O time, como todas as histórias já contaram, perdeu jogando bonito. Mas a dor da derrota, por mais que alguns digam que talvez nunca tenha havido uma seleção como aquela, ficou marcada e iniciou um período em que vencer era questão de honra.

A partir de então, vimos surgir times reconhecidamente medíocres tecnicamente, mas vencedores. Ainda mais quando a segunda tentativa, em 86, corroborou com a decepção. A vitória da Itália está intimamente ligada ao futebol praticado pelo Brasil em 94. Pobre, calculista, chato e campeão.

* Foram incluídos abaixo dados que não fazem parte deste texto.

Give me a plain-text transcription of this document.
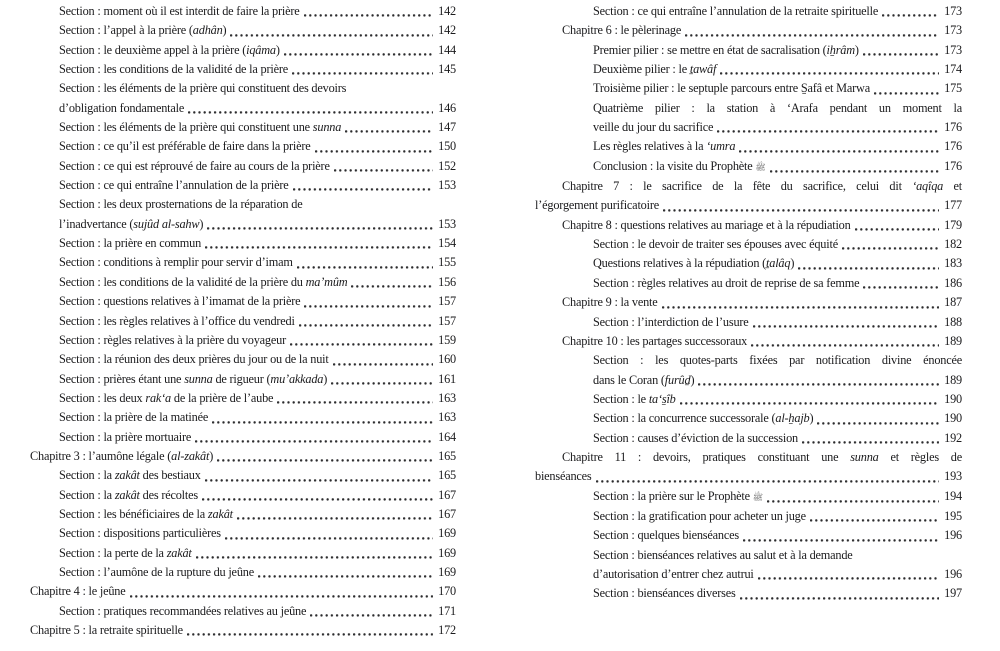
Section : moment où il est interdit de faire la prière	142
Section : l’appel à la prière (adhân)	142
Section : le deuxième appel à la prière (iqâma)	144
Section : les conditions de la validité de la prière	145
Section : les éléments de la prière qui constituent des devoirs
d’obligation fondamentale	146
Section : les éléments de la prière qui constituent une sunna	147
Section : ce qu’il est préférable de faire dans la prière	150
Section : ce qui est réprouvé de faire au cours de la prière	152
Section : ce qui entraîne l’annulation de la prière	153
Section : les deux prosternations de la réparation de
l’inadvertance (sujûd al-sahw)	153
Section : la prière en commun	154
Section : conditions à remplir pour servir d’imam	155
Section : les conditions de la validité de la prière du ma’mûm	156
Section : questions relatives à l’imamat de la prière	157
Section : les règles relatives à l’office du vendredi	157
Section : règles relatives à la prière du voyageur	159
Section : la réunion des deux prières du jour ou de la nuit	160
Section : prières étant une sunna de rigueur (mu’akkada)	161
Section : les deux rak‘a de la prière de l’aube	163
Section : la prière de la matinée	163
Section : la prière mortuaire	164
Chapitre 3 : l’aumône légale (al-zakât)	165
Section : la zakât des bestiaux	165
Section : la zakât des récoltes	167
Section : les bénéficiaires de la zakât	167
Section : dispositions particulières	169
Section : la perte de la zakât	169
Section : l’aumône de la rupture du jeûne	169
Chapitre 4 : le jeûne	170
Section : pratiques recommandées relatives au jeûne	171
Chapitre 5 : la retraite spirituelle	172
Section : ce qui entraîne l’annulation de la retraite spirituelle	173
Chapitre 6 : le pèlerinage	173
Premier pilier : se mettre en état de sacralisation (iẖrâm)	173
Deuxième pilier : le ṯawâf	174
Troisième pilier : le septuple parcours entre S̱afâ et Marwa	175
Quatrième pilier : la station à ‘Arafa pendant un moment la
veille du jour du sacrifice	176
Les règles relatives à la ‘umra	176
Conclusion : la visite du Prophète ﷺ	176
Chapitre 7 : le sacrifice de la fête du sacrifice, celui dit ‘aqîqa et
l’égorgement purificatoire	177
Chapitre 8 : questions relatives au mariage et à la répudiation	179
Section : le devoir de traiter ses épouses avec équité	182
Questions relatives à la répudiation (ṯalâq)	183
Section : règles relatives au droit de reprise de sa femme	186
Chapitre 9 : la vente	187
Section : l’interdiction de l’usure	188
Chapitre 10 : les partages successoraux	189
Section : les quotes-parts fixées par notification divine énoncée
dans le Coran (furûḏ)	189
Section : le ta‘s̱îb	190
Section : la concurrence successorale (al-ẖajb)	190
Section : causes d’éviction de la succession	192
Chapitre 11 : devoirs, pratiques constituant une sunna et règles de
bienséances	193
Section : la prière sur le Prophète ﷺ	194
Section : la gratification pour acheter un juge	195
Section : quelques bienséances	196
Section : bienséances relatives au salut et à la demande
d’autorisation d’entrer chez autrui	196
Section : bienséances diverses	197
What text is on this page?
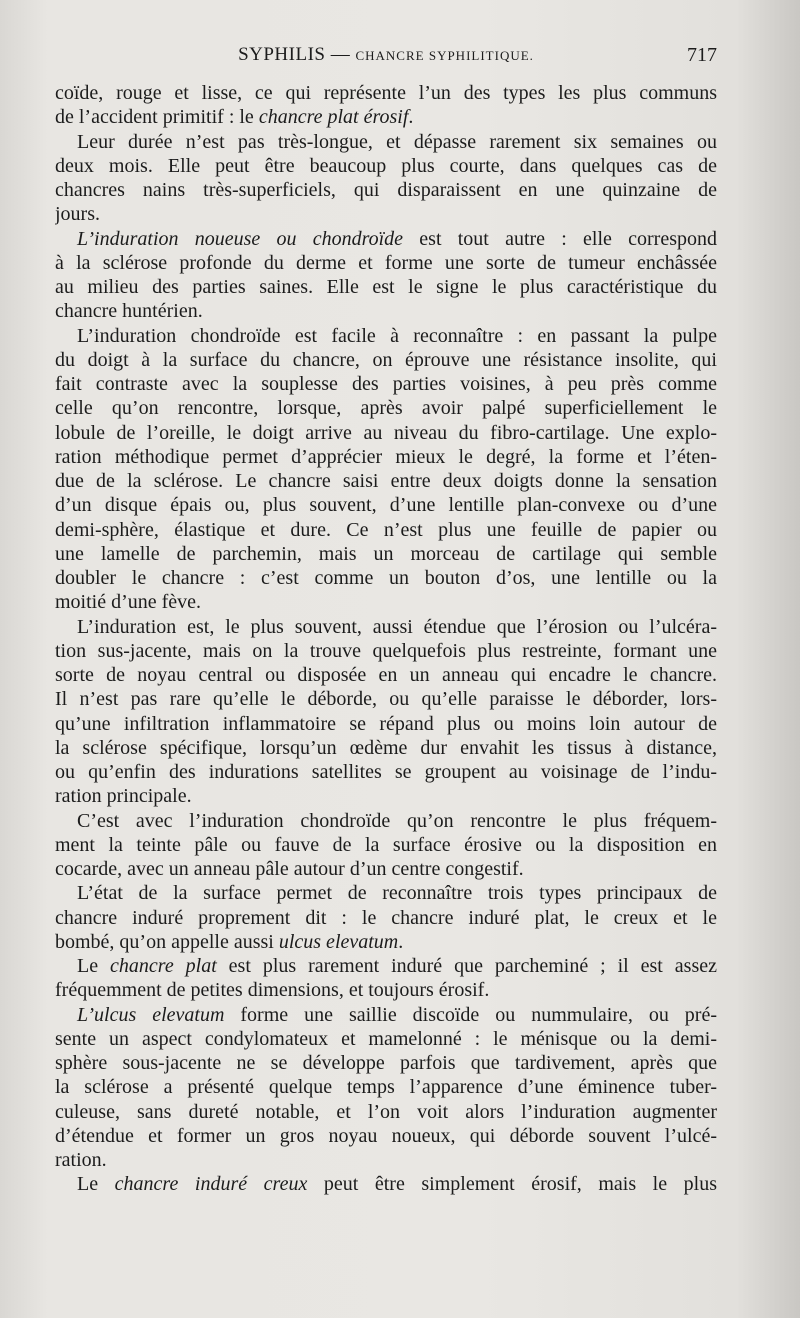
SYPHILIS — CHANCRE SYPHILITIQUE.	717
coïde, rouge et lisse, ce qui représente l’un des types les plus communs
de l’accident primitif : le chancre plat érosif.
Leur durée n’est pas très-longue, et dépasse rarement six semaines ou
deux mois. Elle peut être beaucoup plus courte, dans quelques cas de
chancres nains très-superficiels, qui disparaissent en une quinzaine de
jours.
L’induration noueuse ou chondroïde est tout autre : elle correspond
à la sclérose profonde du derme et forme une sorte de tumeur enchâssée
au milieu des parties saines. Elle est le signe le plus caractéristique du
chancre huntérien.
L’induration chondroïde est facile à reconnaître : en passant la pulpe
du doigt à la surface du chancre, on éprouve une résistance insolite, qui
fait contraste avec la souplesse des parties voisines, à peu près comme
celle qu’on rencontre, lorsque, après avoir palpé superficiellement le
lobule de l’oreille, le doigt arrive au niveau du fibro-cartilage. Une explo-
ration méthodique permet d’apprécier mieux le degré, la forme et l’éten-
due de la sclérose. Le chancre saisi entre deux doigts donne la sensation
d’un disque épais ou, plus souvent, d’une lentille plan-convexe ou d’une
demi-sphère, élastique et dure. Ce n’est plus une feuille de papier ou
une lamelle de parchemin, mais un morceau de cartilage qui semble
doubler le chancre : c’est comme un bouton d’os, une lentille ou la
moitié d’une fève.
L’induration est, le plus souvent, aussi étendue que l’érosion ou l’ulcéra-
tion sus-jacente, mais on la trouve quelquefois plus restreinte, formant une
sorte de noyau central ou disposée en un anneau qui encadre le chancre.
Il n’est pas rare qu’elle le déborde, ou qu’elle paraisse le déborder, lors-
qu’une infiltration inflammatoire se répand plus ou moins loin autour de
la sclérose spécifique, lorsqu’un œdème dur envahit les tissus à distance,
ou qu’enfin des indurations satellites se groupent au voisinage de l’indu-
ration principale.
C’est avec l’induration chondroïde qu’on rencontre le plus fréquem-
ment la teinte pâle ou fauve de la surface érosive ou la disposition en
cocarde, avec un anneau pâle autour d’un centre congestif.
L’état de la surface permet de reconnaître trois types principaux de
chancre induré proprement dit : le chancre induré plat, le creux et le
bombé, qu’on appelle aussi ulcus elevatum.
Le chancre plat est plus rarement induré que parcheminé ; il est assez
fréquemment de petites dimensions, et toujours érosif.
L’ulcus elevatum forme une saillie discoïde ou nummulaire, ou pré-
sente un aspect condylomateux et mamelonné : le ménisque ou la demi-
sphère sous-jacente ne se développe parfois que tardivement, après que
la sclérose a présenté quelque temps l’apparence d’une éminence tuber-
culeuse, sans dureté notable, et l’on voit alors l’induration augmenter
d’étendue et former un gros noyau noueux, qui déborde souvent l’ulcé-
ration.
Le chancre induré creux peut être simplement érosif, mais le plus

Uma filosofia para saciar nossa sede por conquistas e recolocar o país no mapa como um time vencedor e não apenas o celeiro de grandes craques.

A década de 90 foi marcante na ascenção de times como o Real Madrid de Mourinho. Equipes cheias de craques, em que o talento estava sempre à serviço do tático.

A profissionalização do esporte

José Mourinho

O sucesso destes times aconteceram justamente na época em que o esporte ganhou contornos de negócio. A evolução da mídia começou a colocar os resultados da audiência em igual valor aos resultados no campo.

Como vencer dá audiência, audiência dá dinheiro e dinheiro é bom para todo mundo, negócio fechado.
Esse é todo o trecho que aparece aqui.